Winter 2020 was a bumpy ride in the GB electricity market. Electricity Margin Notices (“EMN”) (the new name for a “NISM” – Notice of Insufficient System Margin) were issued six times, there were two Capacity Market Notices (“CMN”) (following one on 15 September just before the start of winter) and on a further five occasions National Grid ESO tweeted about possible system tightness. As expected, prices were spiky and volatile across all near-term time periods, and generators were able to capture significant upside in the Balancing Mechanism (“BM”).
In just 3 days this year, EDF was paid more in the BM than in the whole of Q3 last year, at one point earning £4,000 /MWh – 70x the average winter 2020 day ahead power price of £55 /MWh. According to analysis by Hartree Solutions, the six biggest earning power stations in the BM in January were all CCGTs with EDF’s West Burton B plant earning £8 million on 8 January when both an EMN and a CMN were issued.

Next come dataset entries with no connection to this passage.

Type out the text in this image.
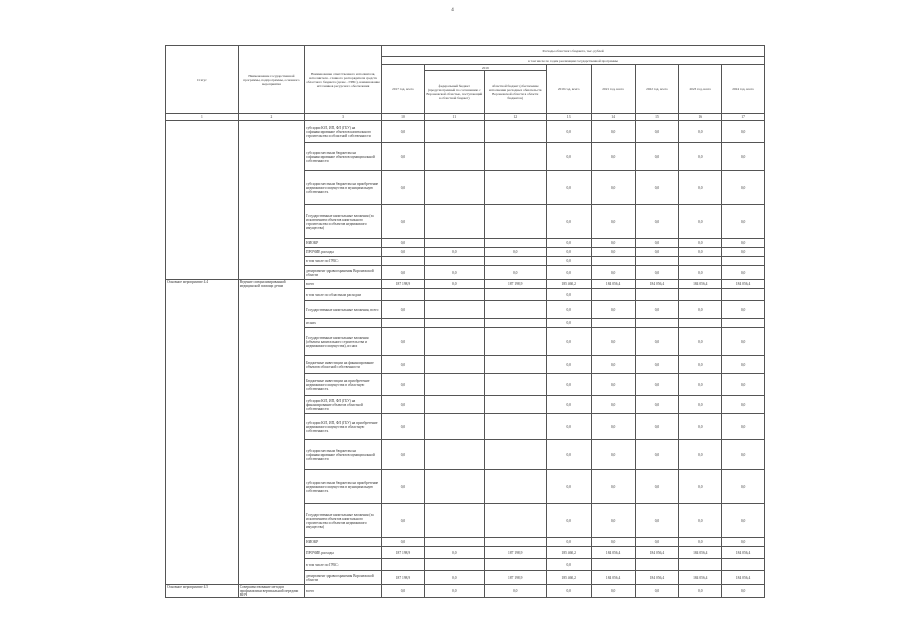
4
Статус	Наименование государственной программы, подпрограммы, основного мероприятия	Наименование ответственного исполнителя, исполнителя - главного распорядителя средств областного бюджета (далее - ГРБС), наименование источников ресурсного обеспечения	Расходы областного бюджета, тыс. рублей							
			в том числе по годам реализации государственной программы							
			2017 год, всего	2019		2019 год, всего	2021 год, всего	2022 год, всего	2023 год, всего	2024 год, всего
				федеральный бюджет (предусмотренный по соглашению с Воронежской областью, поступающий в областной бюджет)	областной бюджет (обеспечение исполнения расходных обязательств Воронежской области в области бюджетов)					
1	2	3	10	11	12	13	14	15	16	17
		субсидии ЮЛ, ИП, ФЛ (ГБУ) на софинансирование объектов капитального строительства и областной собственности	0,0			0,0	0,0	0,0	0,0	0,0
		субсидии местным бюджетам на софинансирование объектов муниципальной собственности	0,0			0,0	0,0	0,0	0,0	0,0
		субсидии местным бюджетам на приобретение недвижимого имущества в муниципальную собственность	0,0			0,0	0,0	0,0	0,0	0,0
		Государственные капитальные вложения (за исключением объектов капитального строительства и объектов недвижимого имущества)	0,0			0,0	0,0	0,0	0,0	0,0
		НИОКР	0,0			0,0	0,0	0,0	0,0	0,0
		ПРОЧИЕ расходы	0,0	0,0	0,0	0,0	0,0	0,0	0,0	0,0
		в том числе по ГРБС:				0,0				
		департамент здравоохранения Воронежской области	0,0	0,0	0,0	0,0	0,0	0,0	0,0	0,0
Основное мероприятие 4.4	Ведение специализированной медицинской помощи детям	всего	187 198,9	0,0	187 198,9	185 460,2	184 056,4	184 056,4	184 056,4	184 056,4
		в том числе по областным расходам				0,0				
		Государственные капитальные вложения, всего	0,0			0,0	0,0	0,0	0,0	0,0
		из них				0,0				
		Государственные капитальные вложения (объекты капитального строительства и недвижимого имущества), из них	0,0			0,0	0,0	0,0	0,0	0,0
		Бюджетные инвестиции на финансирование объектов областной собственности	0,0			0,0	0,0	0,0	0,0	0,0
		Бюджетные инвестиции на приобретение недвижимого имущества в областную собственность	0,0			0,0	0,0	0,0	0,0	0,0
		субсидии ЮЛ, ИП, ФЛ (ГБУ) на финансирование объектов областной собственности	0,0			0,0	0,0	0,0	0,0	0,0
		субсидии ЮЛ, ИП, ФЛ (ГБУ) на приобретение недвижимого имущества в областную собственность	0,0			0,0	0,0	0,0	0,0	0,0
		субсидии местным бюджетам на софинансирование объектов муниципальной собственности	0,0			0,0	0,0	0,0	0,0	0,0
		субсидии местным бюджетам на приобретение недвижимого имущества в муниципальную собственность	0,0			0,0	0,0	0,0	0,0	0,0
		Государственные капитальные вложения (за исключением объектов капитального строительства и объектов недвижимого имущества)	0,0			0,0	0,0	0,0	0,0	0,0
		НИОКР	0,0			0,0	0,0	0,0	0,0	0,0
		ПРОЧИЕ расходы	187 198,9	0,0	187 198,9	185 460,2	184 056,4	184 056,4	184 056,4	184 056,4
		в том числе по ГРБС:				0,0				
		департамент здравоохранения Воронежской области	187 198,9	0,0	187 198,9	185 460,2	184 056,4	184 056,4	184 056,4	184 056,4
Основное мероприятие 4.5	Совершенствование методов профилактики вертикальной передачи ВИЧ	всего	0,0	0,0	0,0	0,0	0,0	0,0	0,0	0,0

Market participants with imbalances faced significant price risk with Imbalance Prices also seeing significant spikes, reaching £4,000 /MWh on 8 January which was the tightest day of the past winter. This exposed particularly smaller firms which can struggle to hedge their full shape risk in the forward markets.
Why was the market so tight in winter 2020 and was it a one-off or part of a wider trend?
There are two opposing schools of thought on this. One view is that NG ESO wants to make EMNs less rare: if market participants are to be encouraged to develop necessary capacity, then there need to be signals to suggest it is needed. If ESMs are only issued rarely, then the market might conclude there is ample capacity.
The other perspective, which I favour, is that we are heading into a period of structural under-capacity. The market is responding to the Government’s deadline of October 2024 for the closure of all remaining coal plant, and the aging nuclear fleet is seeing declining reliability even where lifetime extensions have been granted. The beleaguered next generation nuclear facility at Hinkley Point C has had it’s opening date pushed back again, this time to June 2026 (and another hike in the costs), means that the nuclear replacement programme will not be available to fill the gap.
There were also some more specific events last winter which may not be part of the wider trend. Last year the bankruptcy of Calon Energy forced its two large CCGTs (2.3 GW in total) into mothballs, although recent developments suggest they could be brought back into use ahead of next winter, and there was an extended outage from 8 December until 9 February on the BritNed interconnector which added to the capacity shortage.
“For one week in mid-February, wind farms generated nearly 40% of Great Britain’s electricity, keeping electricity prices low and reducing carbon emissions. However, two weeks later wind power had almost disappeared, providing just 7% of weekly generation and leading to higher prices,” – Ed Birkett, Senior Research Fellow, Energy and Environment, Policy Exchange
Of course, the weather did not help – January and February in particular saw the weather alternating between cold and still periods with low wind output and high demand for heating, and storms where the temperature was notionally higher but still felt cold, driving heating demand.
What does last winter’s tightness means for the market?
The next few years will see less coal and nuclear running, and while more renewable generation continues to be built, solar makes a minimal contribution in the winter, and high pressure weather systems with low temperatures and little wind are actually quite common at that time of year.
But while lower capacity margins increase the chances of blackouts it does not make them likely as NG ESO has plenty of reserves to call on in addition to the capacity market. That in itself does not mean all is well – my sense is that for the next few years, we will see periods of significant market tightness in winter, with corresponding price spikes and volatility.
At the same time, there will be low system demand in the summer, due to the increasing contribution of solar power, with more periods of negative prices. And across the year, I expect balancing costs to rise sharply, as was seen last summer when low system demand saw balancing costs rise sharply.
The other important trend is that of electrification. The Government is pushing hard for electric vehicles to replace petrol and diesel cars and vans, and is looking at ways to encourage the uptake of heat pumps as an alternative to gas heating. Either of these in isolation would have a major impact on electricity system demand, with electric heating driving higher use of electricity in winter – some 78% of British homes are currently heated with gas, so the potential impact on the electricity system of electricifation could be very material.
Although some of the capacity issues last winter might have been one-offs, the reality is that dispatchable generation is being increasingly replaced with intermittent renewable capacity, while demand is set to grow significantly. This means that although the specific drivers may differ in future, the overall outcomes may be remarkably similar, and winter 2020 may indeed provide an insight into a new market paradigm.
If this is the case, then market participants will need to find ways to manage these very different winter and summer dynamics.